Discussion in 'Forex' started by skinny, Jan 24, 2023.

  1. skinny

    skinny

    I want to know how professional forex traders choose which pairs to trade. Right now I'm following all majors, major crosses, metals, and indices offered by my firm. That's 36 instruments. It feels like too much. I need a proven methodology backed by evidence for shortening this list.

    I usually trade the london and new york sessions on 1h/4h/D timeframes.
     
  2. Stick to majors first, maybe in addition XAU, that's it for the first. If you need more than look at EURJPY and GBPJPY, then you have the most volatile too. If you are forex trader I would avoid trading indices as they are totally different.
     
  3. skinny

    skinny

    I've heard this as well, but why? According to mataf.net all major pairs are correlated to each other by at least -50/50, doesn't this mean that following all major pairs is a waste of time, and that its better to follow 1 or 2?
     
  4. yes, the USD pairs are correlated, that is why you should first learn to be a master of them. Do not worry, there are plenty of opportunities here.
     
  5. skinny

    skinny

    It seems that you have it figured out then! Trade based on non-correlation! For instance, EUR/USD, CAD/CHF, GBP/NZD, EUR/GBP and AUD/JPY aren't correlated to each other, just trade those!
     
  6. skinny

    skinny

    I thought so! However,
    a. I watch other traders stream and no one else seems to focus on non-correlated pairs. Why is that?
    b. If it were important to only trade 5 pairs, why do other pairs exist, and why do other people trade them?
     
  7. SunTrader

    SunTrader

    Major corporations and money center banks comprise most of the currency volume being transacted worldwide 24x7x365.

    Not us puny retailers.

    That is why there are more than 5 pairs.

    Anyway why concern yourself with what others do?

    Trade what works for you, and only you can decide that.
     
  8. Pros are assigned by coverage. For example an FX desk at a bank is structured to cover g10, em, and exotics. Within g10 you may have 1-3 traders covering 2-6 pairs within coverage, with one in London, NYC, and Tokyo/HK/Singapore. This is because banks use a “follow the sun” strategy to provide liquidity and coverage to their corporate and investor client base. The main job of a professional fx trader is to get the currency for the client.

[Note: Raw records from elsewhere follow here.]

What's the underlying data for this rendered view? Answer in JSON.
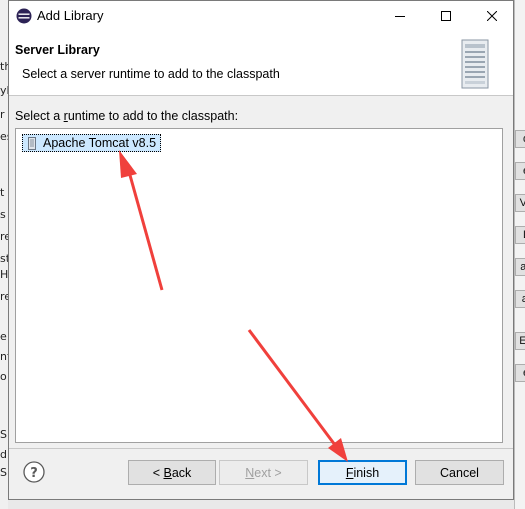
{
  "window": {
    "title": "Add Library"
  },
  "header": {
    "title": "Server Library",
    "description": "Select a server runtime to add to the classpath"
  },
  "list": {
    "label_pre": "Select a ",
    "label_mnemonic": "r",
    "label_post": "untime to add to the classpath:",
    "items": [
      {
        "label": "Apache Tomcat v8.5",
        "selected": true
      }
    ]
  },
  "buttons": {
    "back": {
      "pre": "< ",
      "mnemonic": "B",
      "post": "ack"
    },
    "next": {
      "pre": "",
      "mnemonic": "N",
      "post": "ext >"
    },
    "finish": {
      "pre": "",
      "mnemonic": "F",
      "post": "inish"
    },
    "cancel": "Cancel"
  },
  "background_window": {
    "left_letters": [
      "th",
      "yl",
      "r",
      "es",
      "t",
      "s",
      "re",
      "st",
      "Hi",
      "re",
      "e",
      "nt",
      "o",
      "S",
      "di",
      "S"
    ],
    "right_buttons": [
      "d",
      "e",
      "Va",
      "L",
      "as",
      "al",
      "Ed",
      "e"
    ]
  },
  "colors": {
    "annotation_arrow": "#f0403c",
    "selection": "#cce8ff",
    "default_button_border": "#0078d7"
  }
}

    Why would a client want a currency? If you’re a corporation, you may need to make payment in other currency (e.g. US company may need to pay vendor in Malaysian Ringgit). If you’re an investor you may be searching for yield (e.g. Japanese insurance companies and banks buy US treasuries because it pays a higher rate). If you’re a speculator then you are trying to predict what corporates (economic activity and balance of payments) and investors (real yield differential) will do.

    The job of a professional fx trader is mainly in managing your book risk. There is a wholesale and customer price for currencies… wholesale is the inter dealer market, while customer facing is everyone else (including hedge funds and central banks).

    Wholesale is mainly banks trading to each other via repos, swaps, and options. Your pnl is the difference between your carry (interest rate you’re getting on your cash) vs liquidity cost (what you pay to get, or what you get to sell).

    Customer facing side makes pnl by being competitive within a bid/ask spread. This is harder than it sounds because you’re taking risk either on your asset side or your liabilities side.

    speculators (traders ex-bank) who wish to trade fx should focus on some sort of primary coverage — g3, g5, em 5, etc., with no more than 6-7 pairs.

    Since fx speculating requires looking at trade flow, economic activity, and rates, you should pair it with interest rate futures / yield curve analysis.

    e.g. euro is in a bear steepener, which will boost the currency vs. dollar… if economic activity does pick up then you might look at their trading partners currency and yield curve as well. Then you make your forecast on yield curve and economic activity and that’ll inform you as to where you think the currency will go vs trading peers or class.

    l hope this helps.
     
  9. GoldDigger

    GoldDigger


    Are you using any type of screener?
     
  10. skinny

    skinny

    Not at the moment. I used to use Drakdoo when I was using specific systems. I am making more discretionary decisions now so I don't have specific things to look for when I am screening.

    However I am willing to explore screeners if you think they would help, do you have any suggestions?